We all know, and frequently acknowledge, that unthinking behaviour can lead to unpleasant consequences. Misunderstanding. Regret. Loss. These are just three of the results of unthinking behaviour. But what happens when unthinking behaviour influences investment decision-making?
Selective memory is another of the human biases that influence investment choices. According to Morningstar Inc., a global provider of independent investment research, it is behaviourally related to overconfidence – another investment bias we have discussed in the recent past.
Preserving our self-image
Few of us want to remember a painful event or experience in the past, particularly one that was of our own doing. In terms of investments, we certainly don’t want to remember those stock calls that we missed much less those that proved to be mistakes that ended in losses.
The more confident we are, the more such memories threaten our self-image. How can we be such good investors if we made those mistakes in the past? Instead of remembering the past accurately, we tend to remember it selectively. This response suits our psychological needs and helps preserve our self-image.

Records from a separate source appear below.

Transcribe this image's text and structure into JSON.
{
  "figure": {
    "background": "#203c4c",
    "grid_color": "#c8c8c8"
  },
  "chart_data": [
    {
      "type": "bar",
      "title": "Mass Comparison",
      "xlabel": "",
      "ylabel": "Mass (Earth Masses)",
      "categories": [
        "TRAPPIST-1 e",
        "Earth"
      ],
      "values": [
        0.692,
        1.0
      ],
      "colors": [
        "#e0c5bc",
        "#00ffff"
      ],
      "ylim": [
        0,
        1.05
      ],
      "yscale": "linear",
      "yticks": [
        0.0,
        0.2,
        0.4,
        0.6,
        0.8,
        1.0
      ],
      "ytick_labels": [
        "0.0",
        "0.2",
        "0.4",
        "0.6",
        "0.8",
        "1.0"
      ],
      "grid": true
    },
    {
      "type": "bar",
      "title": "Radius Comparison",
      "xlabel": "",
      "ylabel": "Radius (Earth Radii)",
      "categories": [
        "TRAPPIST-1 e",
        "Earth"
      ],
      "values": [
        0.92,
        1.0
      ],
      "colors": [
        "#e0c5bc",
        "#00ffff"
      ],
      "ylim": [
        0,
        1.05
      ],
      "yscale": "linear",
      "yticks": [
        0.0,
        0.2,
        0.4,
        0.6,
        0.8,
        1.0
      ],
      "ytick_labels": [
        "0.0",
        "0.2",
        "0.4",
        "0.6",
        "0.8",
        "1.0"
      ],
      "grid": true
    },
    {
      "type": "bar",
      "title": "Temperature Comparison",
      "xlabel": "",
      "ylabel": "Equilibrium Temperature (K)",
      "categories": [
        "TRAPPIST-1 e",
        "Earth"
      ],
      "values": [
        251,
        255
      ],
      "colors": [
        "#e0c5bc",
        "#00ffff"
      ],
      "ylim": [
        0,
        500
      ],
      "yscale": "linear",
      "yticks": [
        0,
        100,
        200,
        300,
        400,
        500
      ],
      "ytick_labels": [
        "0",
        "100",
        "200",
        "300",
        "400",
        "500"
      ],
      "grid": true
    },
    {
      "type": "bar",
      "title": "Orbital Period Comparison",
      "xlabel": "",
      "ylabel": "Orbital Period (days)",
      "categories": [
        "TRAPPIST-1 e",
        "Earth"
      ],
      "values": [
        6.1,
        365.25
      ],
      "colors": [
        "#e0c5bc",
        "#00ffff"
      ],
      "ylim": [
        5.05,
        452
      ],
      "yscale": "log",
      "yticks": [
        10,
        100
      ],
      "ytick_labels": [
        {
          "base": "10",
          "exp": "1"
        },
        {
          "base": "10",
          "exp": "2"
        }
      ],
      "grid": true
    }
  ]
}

Incorporating information in this way is a form of correcting for cognitive dissonance, a well-known theory in psychology.

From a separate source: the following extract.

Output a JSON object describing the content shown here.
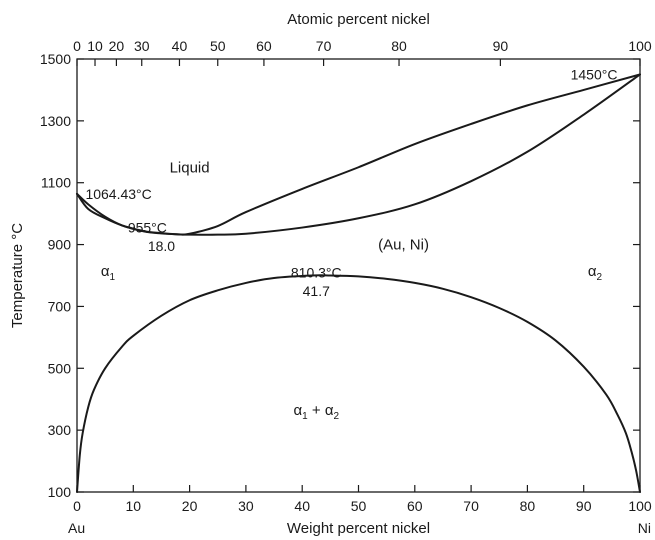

Cognitive dissonance posits that we are uncomfortable holding two seemingly disparate ideas, opinions, beliefs, attitudes or, in this case, behaviors, simultaneously. Our psyche, so the theory goes, will somehow need to correct for this.
Selectively adjusting memory
Correcting for a poor investment choice of the past, particularly if we see ourselves as skilled traders now, warrants selectively adjusting our memory of that poor investment choice: ‘Perhaps it really wasn’t such a bad decision selling that stock?’ Or, ‘Perhaps we didn’t lose as much money as we thought?’ Over time our memory of the event will likely not be accurate but will be well integrated into a whole picture of how we need to see ourselves.

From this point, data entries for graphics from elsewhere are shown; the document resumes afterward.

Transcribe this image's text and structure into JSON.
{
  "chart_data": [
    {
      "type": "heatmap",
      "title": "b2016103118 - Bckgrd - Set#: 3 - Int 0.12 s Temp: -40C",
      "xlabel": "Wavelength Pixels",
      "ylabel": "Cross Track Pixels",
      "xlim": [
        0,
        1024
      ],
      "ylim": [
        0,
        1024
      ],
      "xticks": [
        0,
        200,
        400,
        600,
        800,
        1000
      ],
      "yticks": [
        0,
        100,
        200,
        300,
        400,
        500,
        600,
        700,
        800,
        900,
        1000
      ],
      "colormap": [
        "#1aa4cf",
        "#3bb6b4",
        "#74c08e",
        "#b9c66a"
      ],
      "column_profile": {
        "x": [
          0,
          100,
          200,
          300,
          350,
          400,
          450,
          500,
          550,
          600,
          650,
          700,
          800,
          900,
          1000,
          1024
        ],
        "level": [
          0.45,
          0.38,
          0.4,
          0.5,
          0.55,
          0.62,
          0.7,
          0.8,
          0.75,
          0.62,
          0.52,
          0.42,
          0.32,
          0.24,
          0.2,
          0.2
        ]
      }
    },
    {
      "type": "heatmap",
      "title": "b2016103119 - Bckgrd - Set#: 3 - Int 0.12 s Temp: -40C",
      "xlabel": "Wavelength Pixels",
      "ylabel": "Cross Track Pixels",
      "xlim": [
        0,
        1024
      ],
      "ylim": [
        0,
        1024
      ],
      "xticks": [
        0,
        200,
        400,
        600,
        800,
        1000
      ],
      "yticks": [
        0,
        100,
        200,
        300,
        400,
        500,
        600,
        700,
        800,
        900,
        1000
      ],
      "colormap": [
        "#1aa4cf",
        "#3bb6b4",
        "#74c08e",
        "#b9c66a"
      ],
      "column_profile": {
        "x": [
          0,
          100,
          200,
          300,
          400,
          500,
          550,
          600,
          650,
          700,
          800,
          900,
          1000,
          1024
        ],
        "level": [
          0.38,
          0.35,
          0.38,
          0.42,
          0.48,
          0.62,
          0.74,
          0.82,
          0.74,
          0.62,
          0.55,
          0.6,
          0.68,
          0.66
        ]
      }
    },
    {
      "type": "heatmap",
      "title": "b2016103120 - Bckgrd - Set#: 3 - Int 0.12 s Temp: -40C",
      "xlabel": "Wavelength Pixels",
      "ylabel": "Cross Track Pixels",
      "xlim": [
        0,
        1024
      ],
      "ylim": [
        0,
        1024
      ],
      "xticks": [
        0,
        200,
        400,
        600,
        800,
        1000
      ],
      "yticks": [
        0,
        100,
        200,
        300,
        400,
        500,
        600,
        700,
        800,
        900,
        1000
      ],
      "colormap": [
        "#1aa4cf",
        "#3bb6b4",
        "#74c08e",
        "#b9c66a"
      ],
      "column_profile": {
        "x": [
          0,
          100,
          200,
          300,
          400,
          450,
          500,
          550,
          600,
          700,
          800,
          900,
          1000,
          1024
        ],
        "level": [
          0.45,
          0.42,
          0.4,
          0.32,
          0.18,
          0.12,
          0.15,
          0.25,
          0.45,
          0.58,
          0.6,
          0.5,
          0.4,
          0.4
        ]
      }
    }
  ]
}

Another type of selective memory is representativeness, which is a mental shortcut that causes us to give too much weight to recent evidence – such as short-term performance numbers – and too little weight to the evidence from the more distant past.
Quite apart from being inherently fascinating as subjects for discussion, behavioral pathologies – it’s accurate to refer to them as quasi-psychological conditions – can be deeply self-destructive. A very important part of our job as wealth advisors is to prevent clients falling into behavioral traps of their own creation.